We provide the video interpretation service in two ways. The first is via an app called Star Leaf, which is a secure video conferencing application free to download that allows Deaf service users or clients to dial our interpreters when they are required and communicate instantly.
Alternatively, Deaf service users can click on the ‘contact us via a sign language interpreter’ link on any of the Interpreterslive client websites and immediately contact that organisation via phone using an online BSL interpreter.
It is the organisation that pays for our video service on a permanent basis, so the individual contacting that organisation, in BSL, can do so free of charge.
What challenges are you facing at the moment during Covid and how have you adapted?
We’ve lost probably about 70% of our normal income because most of our service delivery is still face-to-face and we are heavily contracted to the NHS and they are currently not scheduling non-emergency appointments.
We also support Deaf students within higher education and obviously with colleges and universities closed and very little moving to online lectures, this decline has also impacted us as well as all the students across the UK missing out on their vital education.
Some of the in-person interpretation requests have converted to video, for example we are supporting remote GP consultations with GPs that have our service but also ones that just want to use our solution on an ad hoc basis.
Normally we wouldn’t use online interpreters for mental health or cancer appointments, but because those haven’t been able to happen face-to-face, we are bringing the Deaf person along with the Interpreter into secure video meetings, where the clinicians join too.
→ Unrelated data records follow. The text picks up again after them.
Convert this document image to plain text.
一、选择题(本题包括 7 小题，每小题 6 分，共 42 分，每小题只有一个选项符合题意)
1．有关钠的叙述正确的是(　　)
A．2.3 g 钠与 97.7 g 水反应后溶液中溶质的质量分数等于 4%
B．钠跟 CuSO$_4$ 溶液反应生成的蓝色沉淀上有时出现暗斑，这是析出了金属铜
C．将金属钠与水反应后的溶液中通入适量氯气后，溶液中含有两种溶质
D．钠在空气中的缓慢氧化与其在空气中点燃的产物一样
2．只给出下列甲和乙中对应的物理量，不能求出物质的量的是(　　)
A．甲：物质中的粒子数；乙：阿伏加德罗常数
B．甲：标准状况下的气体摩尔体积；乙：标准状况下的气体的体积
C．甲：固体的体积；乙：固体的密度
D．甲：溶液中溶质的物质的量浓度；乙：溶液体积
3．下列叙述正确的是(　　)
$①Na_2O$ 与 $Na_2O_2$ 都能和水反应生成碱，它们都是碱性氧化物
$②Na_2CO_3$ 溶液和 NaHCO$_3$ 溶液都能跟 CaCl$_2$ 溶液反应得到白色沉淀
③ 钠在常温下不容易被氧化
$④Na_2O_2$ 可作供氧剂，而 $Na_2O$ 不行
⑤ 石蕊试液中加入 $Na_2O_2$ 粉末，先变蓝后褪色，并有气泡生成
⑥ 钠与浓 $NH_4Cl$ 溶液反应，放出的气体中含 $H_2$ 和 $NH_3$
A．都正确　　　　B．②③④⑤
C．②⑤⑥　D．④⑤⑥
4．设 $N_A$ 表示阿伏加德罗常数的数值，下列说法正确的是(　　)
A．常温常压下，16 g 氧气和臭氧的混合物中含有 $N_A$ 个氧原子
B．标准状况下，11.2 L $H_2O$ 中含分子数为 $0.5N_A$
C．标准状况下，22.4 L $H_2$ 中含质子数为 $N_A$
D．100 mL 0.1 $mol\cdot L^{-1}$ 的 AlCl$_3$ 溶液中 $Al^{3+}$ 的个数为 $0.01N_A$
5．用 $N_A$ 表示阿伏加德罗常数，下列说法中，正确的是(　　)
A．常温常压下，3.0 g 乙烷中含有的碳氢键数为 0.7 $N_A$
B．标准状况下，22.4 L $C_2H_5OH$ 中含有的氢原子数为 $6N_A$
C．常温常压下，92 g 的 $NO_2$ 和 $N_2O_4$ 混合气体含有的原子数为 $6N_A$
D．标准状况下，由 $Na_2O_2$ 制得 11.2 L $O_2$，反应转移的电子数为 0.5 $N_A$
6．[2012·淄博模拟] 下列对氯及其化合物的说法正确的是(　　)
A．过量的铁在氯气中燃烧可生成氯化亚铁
If the clinician cannot join by video, they can join by phone and still go ahead with the interpreted consultation.
We are a small part of a long chain in delivery of services to d/Deaf people, but when it comes to healthcare, we play a vital part in ensuring equal access for Deaf people.
There’s a social media and legal campaign at the moment called ‘#where is the interpreter?’ – that’s against the government, asking where the interpreter is on briefings at Downing Street. This has been initiated due to d/deaf people feeling isolated without equal access to vital COVID-19 information.
Many do not consider how accessible they are as an organisation, service provider or even an employer to their Deaf clients, employees or patients, when ensuring customers can access services/information/work or buy products should be a massive consideration. This is not only of benefit to the d/Deaf person but the organisation too!
What projects are you working on at the moment and what’s coming up?
We have been investing in our video interpreting service due to increased demand and will be launching some new features in the coming months!
We are also working on our Sign Solutions and Interpreterslive! websites to make sure they are easier to navigate and find information, advice or services more quickly.
From Clare’s clear success with Sign Solutions, we asked her what her best piece of career advice is as well as her go-to entertainment in lockdown at the moment.
The best advice I can think of is don’t let anyone ever tell you “you can’t do something”. I always say to my kids, “there’s no such word as can’t!” – I like to push the boundaries and innovate to create solutions for all of our clients.
My go to entertainment at the moment is Netflix binging! We are rattling through the box sets and movies! We are also having some seriously long family video calls; I’m probably keeping in touch more now with family and friends than I ever did prior to Covid.
Final thoughts from Clare…
For us, we’ve been pushing people to embrace video technology and understand security and the differences between video systems! We are finally seeing that clients are understanding the ease of use and quality of our service and in the future they will utilise more of a mix of in-person and remote interpreting services. Video Interpreting doesn’t replace in-person interpreting, it just compliments it, providing instant interpretation and leading to increased access and freedom of communication!